À medida que a atenção continua voltada para o uso abusivo de opioides, outra epidemia farmacológica grassa longe dos holofotes: a prescrição inadequada de benzodiazepínicos.

Em um editorial publicado na edição de 22 de fevereiro do New England Journal of Medicine, as Dras. Anna Lembke e Jennifer Papac, e Keith Humphreys, da Stanford University School of Medicine, na Califórnia, informam que de 1996 e 2013, o número de adultos que tiveram uma prescrição de benzodiazepínicos dispensada na farmácia subiu de 8,1 para 13,5 milhões, um aumento de 67%. Durante mais ou menos o mesmo período (1999 a 2015), as mortes por overdose de benzodiazepínicos aumentaram de 1.135 para 8.791.

"Apesar desta tendência, os efeitos adversos dos benzodiazepínicos, o uso excessivo e inadequado desse medicamento, e a dependência que ele promove, permanecem em grande parte despercebidos", escrevem os autores.

O uso concomitante de opioides figurou em três quartos das overdoses "o que pode explicar por que, no contexto amplamente reconhecido da problemática dos opioides, os prejuízos associados aos benzodiazepínicos tenham sido negligenciados", declaram os editorialistas. Citando dados, eles revelam que o índice de prescrição concomitante quase dobrou entre 2001 e 2013, passando de 9% para 17%.

Particularmente preocupante é o uso de benzodiazepínicos entre os idosos, que são especialmente vulneráveis aos efeitos adversos deles, como o aumento do risco de quedas, fraturas, acidentes automobilísticos, comprometimento cognitivo e demência. Sociedades profissionais em vários países, incluindo a American Geriatrics Society, publicaram diretrizes com recomendações contrárias à prescrição de benzodiazepínicos para estes pacientes, assim como a campanha Choosing Wisely Internacional, que visa reduzir o atendimento médico inadequado e de baixa qualidade.

Não obstante, "a prescrição para os adultos idosos continua, apesar de décadas de evidências documentando as questões de segurança, os tratamentos alternativos eficazes, e os métodos eficazes de redução gradual até mesmo para usuários crônicos", escreveram o Dr. Donovan T. Maust e coautores no Journal of the American Geriatric Society em 2016. Outros pesquisadores descobriram que muitas vezes os médicos não estão cientes dos perigos que estas substâncias representam para os idosos, ou acreditam que não existam outras opções terapêuticas.

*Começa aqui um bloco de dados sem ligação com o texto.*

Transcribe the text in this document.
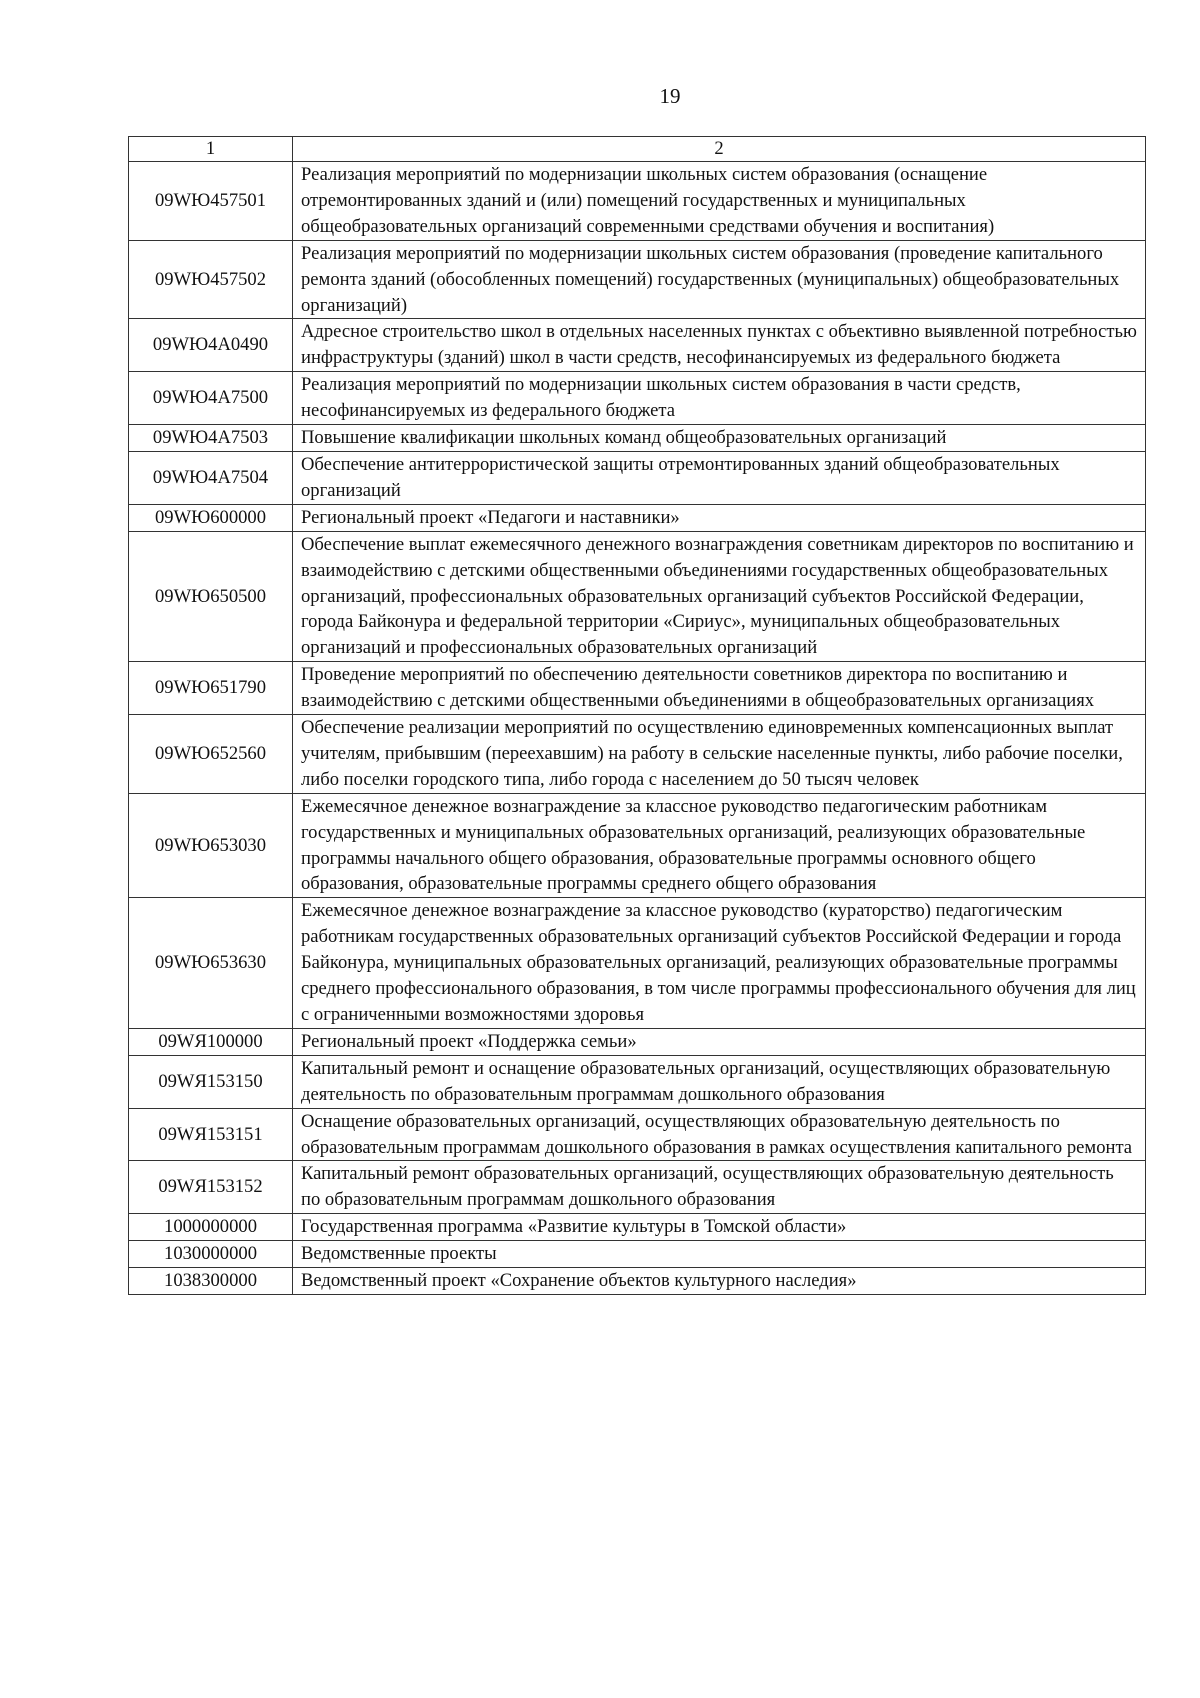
19
1	2
09WЮ457501	Реализация мероприятий по модернизации школьных систем образования (оснащение отремонтированных зданий и (или) помещений государственных и муниципальных общеобразовательных организаций современными средствами обучения и воспитания)
09WЮ457502	Реализация мероприятий по модернизации школьных систем образования (проведение капитального ремонта зданий (обособленных помещений) государственных (муниципальных) общеобразовательных организаций)
09WЮ4A0490	Адресное строительство школ в отдельных населенных пунктах с объективно выявленной потребностью инфраструктуры (зданий) школ в части средств, несофинансируемых из федерального бюджета
09WЮ4A7500	Реализация мероприятий по модернизации школьных систем образования в части средств, несофинансируемых из федерального бюджета
09WЮ4A7503	Повышение квалификации школьных команд общеобразовательных организаций
09WЮ4A7504	Обеспечение антитеррористической защиты отремонтированных зданий общеобразовательных организаций
09WЮ600000	Региональный проект «Педагоги и наставники»
09WЮ650500	Обеспечение выплат ежемесячного денежного вознаграждения советникам директоров по воспитанию и взаимодействию с детскими общественными объединениями государственных общеобразовательных организаций, профессиональных образовательных организаций субъектов Российской Федерации, города Байконура и федеральной территории «Сириус», муниципальных общеобразовательных организаций и профессиональных образовательных организаций
09WЮ651790	Проведение мероприятий по обеспечению деятельности советников директора по воспитанию и взаимодействию с детскими общественными объединениями в общеобразовательных организациях
09WЮ652560	Обеспечение реализации мероприятий по осуществлению единовременных компенсационных выплат учителям, прибывшим (переехавшим) на работу в сельские населенные пункты, либо рабочие поселки, либо поселки городского типа, либо города с населением до 50 тысяч человек
09WЮ653030	Ежемесячное денежное вознаграждение за классное руководство педагогическим работникам государственных и муниципальных образовательных организаций, реализующих образовательные программы начального общего образования, образовательные программы основного общего образования, образовательные программы среднего общего образования
09WЮ653630	Ежемесячное денежное вознаграждение за классное руководство (кураторство) педагогическим работникам государственных образовательных организаций субъектов Российской Федерации и города Байконура, муниципальных образовательных организаций, реализующих образовательные программы среднего профессионального образования, в том числе программы профессионального обучения для лиц с ограниченными возможностями здоровья
09WЯ100000	Региональный проект «Поддержка семьи»
09WЯ153150	Капитальный ремонт и оснащение образовательных организаций, осуществляющих образовательную деятельность по образовательным программам дошкольного образования
09WЯ153151	Оснащение образовательных организаций, осуществляющих образовательную деятельность по образовательным программам дошкольного образования в рамках осуществления капитального ремонта
09WЯ153152	Капитальный ремонт образовательных организаций, осуществляющих образовательную деятельность по образовательным программам дошкольного образования
1000000000	Государственная программа «Развитие культуры в Томской области»
1030000000	Ведомственные проекты
1038300000	Ведомственный проект «Сохранение объектов культурного наследия»
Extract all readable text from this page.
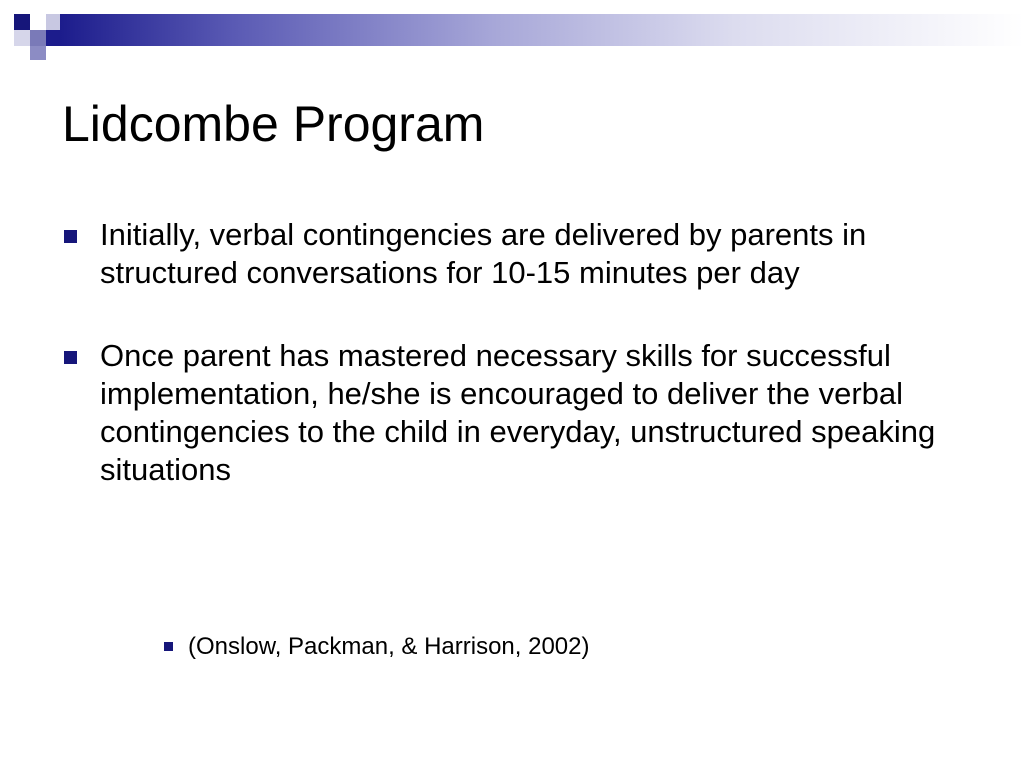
Lidcombe Program
Initially, verbal contingencies are delivered by parents in structured conversations for 10-15 minutes per day
Once parent has mastered necessary skills for successful implementation, he/she is encouraged to deliver the verbal contingencies to the child in everyday, unstructured speaking situations
(Onslow, Packman, & Harrison, 2002)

Agora, um novo estudo observacional com idosos nos Estados Unidos, no Canadá e na Austrália confirma que, apesar de um discreto declínio das prescrições de benzodiazepínicos nesta população, "a utilização permanece inadequadamente alta – particularmente entre os pacientes com 85 anos ou mais – o que merece mais atenção por parte dos médicos e dos responsáveis pelas decisões sobre políticas médicas", escrevem os autores.

O Dr. Jonathan Brett, da Medicines Policy Research Unit na University of New South Wales, em Sydney (Austrália), e colaboradores, publicaram suas descobertas on-line em 12 de fevereiro no periódico Journal of the American Geriatric Society.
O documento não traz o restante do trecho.